Madison Scott (born December 27, 2001) is an American professional basketball player for the New York Liberty of the Women's National Basketball Association (WNBA) and for Geas Basket of the Lega Basket Femminile. She played college basketball at Ole Miss. She was selected 14th overall by the Dallas Wings in the 2025 WNBA draft.

==College career==
Scott was the fifteenth ranked player in the nation in the 2020 recruiting class and the second ranked wing player. She was also a 2020 McDonald's High School All-American.
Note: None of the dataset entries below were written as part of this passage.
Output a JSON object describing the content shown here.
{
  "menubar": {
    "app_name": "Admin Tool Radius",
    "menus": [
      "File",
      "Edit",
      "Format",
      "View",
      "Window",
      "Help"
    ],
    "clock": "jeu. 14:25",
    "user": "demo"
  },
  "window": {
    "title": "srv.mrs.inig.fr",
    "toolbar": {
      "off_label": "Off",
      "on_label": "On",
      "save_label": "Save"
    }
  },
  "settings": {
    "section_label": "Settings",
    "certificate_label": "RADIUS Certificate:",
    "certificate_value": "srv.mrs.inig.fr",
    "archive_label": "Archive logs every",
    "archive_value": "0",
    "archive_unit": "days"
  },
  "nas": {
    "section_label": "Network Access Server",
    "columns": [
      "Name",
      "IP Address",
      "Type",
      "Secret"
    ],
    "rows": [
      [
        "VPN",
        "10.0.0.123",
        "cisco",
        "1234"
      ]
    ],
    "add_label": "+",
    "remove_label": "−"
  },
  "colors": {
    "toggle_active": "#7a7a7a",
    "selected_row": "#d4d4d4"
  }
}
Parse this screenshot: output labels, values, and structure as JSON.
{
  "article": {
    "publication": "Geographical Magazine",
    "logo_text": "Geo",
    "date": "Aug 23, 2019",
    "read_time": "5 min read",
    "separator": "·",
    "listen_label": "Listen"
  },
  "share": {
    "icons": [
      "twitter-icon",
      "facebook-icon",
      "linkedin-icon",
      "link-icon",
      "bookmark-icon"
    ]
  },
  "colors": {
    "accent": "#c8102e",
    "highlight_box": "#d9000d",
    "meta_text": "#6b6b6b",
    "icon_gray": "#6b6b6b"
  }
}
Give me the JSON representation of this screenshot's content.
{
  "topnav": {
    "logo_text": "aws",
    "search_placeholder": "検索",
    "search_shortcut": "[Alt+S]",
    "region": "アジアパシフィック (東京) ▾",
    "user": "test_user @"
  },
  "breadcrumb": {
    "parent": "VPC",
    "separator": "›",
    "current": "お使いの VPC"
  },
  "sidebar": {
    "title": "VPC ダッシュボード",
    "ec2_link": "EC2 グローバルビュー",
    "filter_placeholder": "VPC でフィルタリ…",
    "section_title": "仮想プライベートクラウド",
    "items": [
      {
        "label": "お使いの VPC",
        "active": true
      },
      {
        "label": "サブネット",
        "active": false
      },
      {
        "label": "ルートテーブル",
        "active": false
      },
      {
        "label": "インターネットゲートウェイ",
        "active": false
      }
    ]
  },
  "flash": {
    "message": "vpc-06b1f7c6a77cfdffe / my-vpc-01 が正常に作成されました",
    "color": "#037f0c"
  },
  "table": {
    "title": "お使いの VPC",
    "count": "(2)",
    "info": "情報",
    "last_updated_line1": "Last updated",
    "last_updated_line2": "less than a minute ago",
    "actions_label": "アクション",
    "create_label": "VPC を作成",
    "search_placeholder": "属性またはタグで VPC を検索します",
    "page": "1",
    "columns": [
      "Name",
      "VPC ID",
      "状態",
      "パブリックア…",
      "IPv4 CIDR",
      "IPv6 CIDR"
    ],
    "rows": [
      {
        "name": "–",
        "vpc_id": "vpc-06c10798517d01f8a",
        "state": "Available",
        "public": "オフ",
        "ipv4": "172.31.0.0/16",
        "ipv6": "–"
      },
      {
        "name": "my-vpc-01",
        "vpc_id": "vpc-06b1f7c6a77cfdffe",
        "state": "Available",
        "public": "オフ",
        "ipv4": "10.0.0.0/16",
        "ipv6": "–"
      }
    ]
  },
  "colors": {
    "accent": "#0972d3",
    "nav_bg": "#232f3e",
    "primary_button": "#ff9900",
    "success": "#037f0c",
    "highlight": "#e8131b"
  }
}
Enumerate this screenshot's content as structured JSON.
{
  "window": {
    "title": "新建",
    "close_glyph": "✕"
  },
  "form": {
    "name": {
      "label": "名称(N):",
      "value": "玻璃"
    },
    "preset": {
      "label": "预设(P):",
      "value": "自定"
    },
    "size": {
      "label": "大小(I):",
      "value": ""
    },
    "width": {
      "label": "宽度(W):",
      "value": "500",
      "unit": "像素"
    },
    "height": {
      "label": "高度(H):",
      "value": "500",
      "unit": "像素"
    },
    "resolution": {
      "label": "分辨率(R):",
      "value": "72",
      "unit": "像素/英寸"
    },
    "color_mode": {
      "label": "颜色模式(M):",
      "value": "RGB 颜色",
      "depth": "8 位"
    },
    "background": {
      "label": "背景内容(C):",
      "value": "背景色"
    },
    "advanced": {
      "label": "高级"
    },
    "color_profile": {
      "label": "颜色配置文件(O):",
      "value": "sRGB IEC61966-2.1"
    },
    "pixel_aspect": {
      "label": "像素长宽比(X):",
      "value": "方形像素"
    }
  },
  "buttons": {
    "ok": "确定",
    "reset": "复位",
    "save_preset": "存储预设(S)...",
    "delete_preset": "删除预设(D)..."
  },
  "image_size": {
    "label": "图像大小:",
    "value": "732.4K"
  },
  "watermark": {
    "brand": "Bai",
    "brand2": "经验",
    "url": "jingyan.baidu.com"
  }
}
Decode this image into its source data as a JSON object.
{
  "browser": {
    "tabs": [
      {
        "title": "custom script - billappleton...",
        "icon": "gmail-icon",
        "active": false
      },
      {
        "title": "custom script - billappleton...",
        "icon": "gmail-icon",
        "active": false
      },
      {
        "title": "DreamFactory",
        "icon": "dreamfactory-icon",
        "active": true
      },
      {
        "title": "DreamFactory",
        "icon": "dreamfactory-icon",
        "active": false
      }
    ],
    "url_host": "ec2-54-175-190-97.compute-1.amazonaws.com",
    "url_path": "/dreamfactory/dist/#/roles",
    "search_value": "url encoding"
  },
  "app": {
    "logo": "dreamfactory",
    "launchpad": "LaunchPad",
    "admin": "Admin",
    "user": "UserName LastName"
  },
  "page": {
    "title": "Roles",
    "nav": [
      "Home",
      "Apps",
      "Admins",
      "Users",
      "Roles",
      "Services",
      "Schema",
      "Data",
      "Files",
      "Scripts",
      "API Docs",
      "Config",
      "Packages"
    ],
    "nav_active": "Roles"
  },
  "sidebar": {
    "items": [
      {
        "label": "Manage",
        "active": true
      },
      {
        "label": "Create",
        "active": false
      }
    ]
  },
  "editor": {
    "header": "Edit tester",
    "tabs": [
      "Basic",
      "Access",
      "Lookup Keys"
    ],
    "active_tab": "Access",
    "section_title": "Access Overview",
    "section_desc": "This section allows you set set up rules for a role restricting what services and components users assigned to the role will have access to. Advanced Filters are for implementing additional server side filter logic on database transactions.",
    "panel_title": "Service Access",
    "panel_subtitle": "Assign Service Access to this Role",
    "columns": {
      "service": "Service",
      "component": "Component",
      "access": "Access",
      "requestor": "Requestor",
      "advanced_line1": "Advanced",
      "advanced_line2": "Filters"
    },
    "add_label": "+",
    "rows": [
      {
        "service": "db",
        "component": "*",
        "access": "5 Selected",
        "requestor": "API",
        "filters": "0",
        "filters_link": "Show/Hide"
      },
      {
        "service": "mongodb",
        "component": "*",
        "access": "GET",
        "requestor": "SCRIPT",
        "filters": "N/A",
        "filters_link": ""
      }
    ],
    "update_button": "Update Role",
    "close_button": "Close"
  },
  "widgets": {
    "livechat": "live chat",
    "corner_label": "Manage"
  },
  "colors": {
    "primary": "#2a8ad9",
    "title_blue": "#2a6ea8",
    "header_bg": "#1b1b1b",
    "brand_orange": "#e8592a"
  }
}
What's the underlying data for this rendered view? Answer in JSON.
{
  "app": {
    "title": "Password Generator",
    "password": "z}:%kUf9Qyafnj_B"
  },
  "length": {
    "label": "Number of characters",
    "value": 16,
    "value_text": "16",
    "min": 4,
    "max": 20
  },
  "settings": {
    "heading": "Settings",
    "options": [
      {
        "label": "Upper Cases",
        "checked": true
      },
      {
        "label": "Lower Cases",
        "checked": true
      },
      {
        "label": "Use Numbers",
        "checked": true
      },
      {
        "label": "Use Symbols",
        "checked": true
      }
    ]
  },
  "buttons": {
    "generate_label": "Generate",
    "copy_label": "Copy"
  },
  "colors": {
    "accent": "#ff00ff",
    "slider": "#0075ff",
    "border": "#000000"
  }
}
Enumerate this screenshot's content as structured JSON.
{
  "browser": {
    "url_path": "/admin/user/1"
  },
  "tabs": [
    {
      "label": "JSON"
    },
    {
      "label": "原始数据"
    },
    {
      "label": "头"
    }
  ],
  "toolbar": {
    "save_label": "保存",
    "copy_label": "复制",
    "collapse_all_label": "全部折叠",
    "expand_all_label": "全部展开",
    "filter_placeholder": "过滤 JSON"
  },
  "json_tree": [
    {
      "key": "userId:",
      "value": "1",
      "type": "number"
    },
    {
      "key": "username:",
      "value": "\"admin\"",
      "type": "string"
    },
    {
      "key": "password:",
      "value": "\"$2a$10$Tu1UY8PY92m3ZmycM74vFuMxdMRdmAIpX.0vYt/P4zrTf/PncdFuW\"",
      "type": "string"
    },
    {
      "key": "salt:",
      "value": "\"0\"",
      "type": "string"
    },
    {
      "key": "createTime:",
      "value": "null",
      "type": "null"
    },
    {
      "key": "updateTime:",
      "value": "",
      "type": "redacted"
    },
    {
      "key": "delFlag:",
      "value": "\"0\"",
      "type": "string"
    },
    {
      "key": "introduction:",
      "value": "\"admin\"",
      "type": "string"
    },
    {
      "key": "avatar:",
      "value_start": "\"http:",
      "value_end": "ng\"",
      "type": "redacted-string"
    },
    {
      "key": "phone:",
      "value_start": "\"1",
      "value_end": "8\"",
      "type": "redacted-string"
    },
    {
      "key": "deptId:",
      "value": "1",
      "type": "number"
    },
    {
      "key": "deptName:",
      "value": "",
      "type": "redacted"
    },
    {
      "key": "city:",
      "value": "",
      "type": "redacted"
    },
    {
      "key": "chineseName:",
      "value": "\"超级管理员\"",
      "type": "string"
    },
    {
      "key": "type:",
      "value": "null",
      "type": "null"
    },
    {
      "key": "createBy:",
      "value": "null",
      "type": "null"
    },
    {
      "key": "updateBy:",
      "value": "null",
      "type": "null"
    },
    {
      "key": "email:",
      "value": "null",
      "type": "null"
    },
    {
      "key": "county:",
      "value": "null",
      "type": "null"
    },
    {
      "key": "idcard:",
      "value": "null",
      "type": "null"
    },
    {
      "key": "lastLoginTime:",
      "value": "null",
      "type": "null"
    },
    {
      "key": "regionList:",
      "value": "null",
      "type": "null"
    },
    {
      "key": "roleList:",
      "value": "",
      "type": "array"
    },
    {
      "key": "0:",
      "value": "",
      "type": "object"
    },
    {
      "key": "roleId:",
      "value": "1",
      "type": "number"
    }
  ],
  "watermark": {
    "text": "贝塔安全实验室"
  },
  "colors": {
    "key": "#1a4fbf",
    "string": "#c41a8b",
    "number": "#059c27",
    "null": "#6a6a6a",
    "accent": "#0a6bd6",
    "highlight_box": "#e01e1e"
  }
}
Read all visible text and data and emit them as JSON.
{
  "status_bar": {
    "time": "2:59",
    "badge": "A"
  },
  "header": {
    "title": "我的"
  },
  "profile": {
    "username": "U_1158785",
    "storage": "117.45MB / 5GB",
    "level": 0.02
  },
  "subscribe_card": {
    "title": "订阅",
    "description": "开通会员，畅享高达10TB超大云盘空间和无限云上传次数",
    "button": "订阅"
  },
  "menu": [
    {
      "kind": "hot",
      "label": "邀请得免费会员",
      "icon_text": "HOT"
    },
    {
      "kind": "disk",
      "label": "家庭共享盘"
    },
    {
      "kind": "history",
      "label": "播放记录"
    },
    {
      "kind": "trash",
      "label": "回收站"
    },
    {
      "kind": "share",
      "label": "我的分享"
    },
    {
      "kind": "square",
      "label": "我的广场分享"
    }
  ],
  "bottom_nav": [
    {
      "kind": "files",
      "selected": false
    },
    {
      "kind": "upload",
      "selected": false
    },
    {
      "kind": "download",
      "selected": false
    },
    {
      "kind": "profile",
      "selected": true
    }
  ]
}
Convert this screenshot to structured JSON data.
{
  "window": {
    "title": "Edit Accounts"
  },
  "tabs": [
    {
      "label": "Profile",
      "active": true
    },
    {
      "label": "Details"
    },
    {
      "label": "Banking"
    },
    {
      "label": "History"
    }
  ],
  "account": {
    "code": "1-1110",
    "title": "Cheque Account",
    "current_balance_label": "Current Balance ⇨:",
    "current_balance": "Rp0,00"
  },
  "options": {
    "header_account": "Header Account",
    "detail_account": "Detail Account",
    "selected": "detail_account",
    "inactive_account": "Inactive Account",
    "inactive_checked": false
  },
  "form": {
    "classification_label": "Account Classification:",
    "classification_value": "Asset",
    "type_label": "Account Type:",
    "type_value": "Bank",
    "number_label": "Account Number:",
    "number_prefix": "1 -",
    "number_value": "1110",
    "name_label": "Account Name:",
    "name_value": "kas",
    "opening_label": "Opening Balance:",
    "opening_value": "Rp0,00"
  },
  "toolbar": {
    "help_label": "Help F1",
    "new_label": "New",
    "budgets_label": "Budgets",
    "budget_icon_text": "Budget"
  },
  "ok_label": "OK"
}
She signed with Ole Miss as the first McDonald's All-American to join the program. She was named SEC Freshman of the Year in 2021, becoming the fourth Rebel to win the award and the first since Armintie Price in 2004. She was later named to the SEC second team and all-defensive in her junior year and SEC first team and all-defensive teams in her senior season.

==Professional career==
===WNBA===
On April 14, 2025, Scott was selected 14th overall by the Dallas Wings in the 2025 WNBA draft. On May 11, she was waived by the Wings, before the regular season began on May 16.

====Washington Mystics (2025-2026)====
On August 14, 2025, Scott signed a seven-day contract with the Washington Mystics. She made her debut on August 15 in an 88–84 win over the Indiana Fever, playing 6 minutes off the bench, including the final seconds of a one-possession game. She eventually finished the season with the Mystics, appearing in 9 games and averaging 1.6 points in 5.2 minutes per game.

Scott attended the Mystics training camp in April and May of 2026, but the team waived her on May 6, 2026 before the start of the regular season. She played in the teams' two preseason games.

====New York Liberty (2026)====
On September 3, 2026, the New York Liberty announced that they had signed Scott to a developmental player contract.

===Overseas===
Scott signed with Geas Basket of the Lega Basket Femminile for the 2025–26 season.

==Career statistics==

===WNBA===
====Regular season====
Stats current through end of 2025 regular season

WNBA regular season statistics
| Year | Team | GP | GS | MPG | FG% | 3P% | FT% | RPG | APG | SPG | BPG | TO | PPG |
|---|---|---|---|---|---|---|---|---|---|---|---|---|---|
| 2025 | Washington | 9 | 0 | 5.2 | .455 | .000 | 1.000 | 0.1 | 0.2 | 0.2 | 0.0 | 0.1 | 1.6 |
| Career | 1 year, 1 team | 9 | 0 | 5.2 | .455 | .000 | 1.000 | 0.1 | 0.2 | 0.2 | 0.0 | 0.1 | 1.6 |

===College===

| Year | Team | GP | GS | MPG | FG% | 3P% | FT% | RPG | APG | SPG | BPG | TO | PPG |
|---|---|---|---|---|---|---|---|---|---|---|---|---|---|
| 2020–21 | Ole Miss | 24 | 20 | 24.6 | .539 | .000 | .673 | 7.1 | 1.0 | 0.9 | 1.0 | 1.4 | 9.6 |
| 2021–22 | Ole Miss | 32 | 32 | 26.1 | .486 | .000 | .654 | 6.9 | 1.4 | 1.3 | 0.9 | 2.1 | 9.6 |
| 2022–23 | Ole Miss | 34 | 34 | 29.5 | .510 | .000 | .664 | 8.0 | 2.1 | 1.1 | 0.9 | 2.1 | 11.6 |
| 2023–24 | Ole Miss | 32 | 31 | 31.0 | .49 | .222 | .708 | 6.4 | 3.4 | 0.8 | 0.6 | 2.4 | 12.8 |
| 2024–25 | Ole Miss | 33 | 32 | 29.4 | .466 | .235 | .737 | 5.1 | 3.7 | 1.0 | 0.9 | 1.8 | 11.8 |
| Career |  | 155 | 149 | 28.3 | .493 | .214 | .687 | 6.7 | 2.4 | 1.0 | 0.9 | 2.0 | 11.1 |

==Personal life==
Scott's grandmother is Pamela E. Queen, a Democratic member of the Maryland House of Delegates.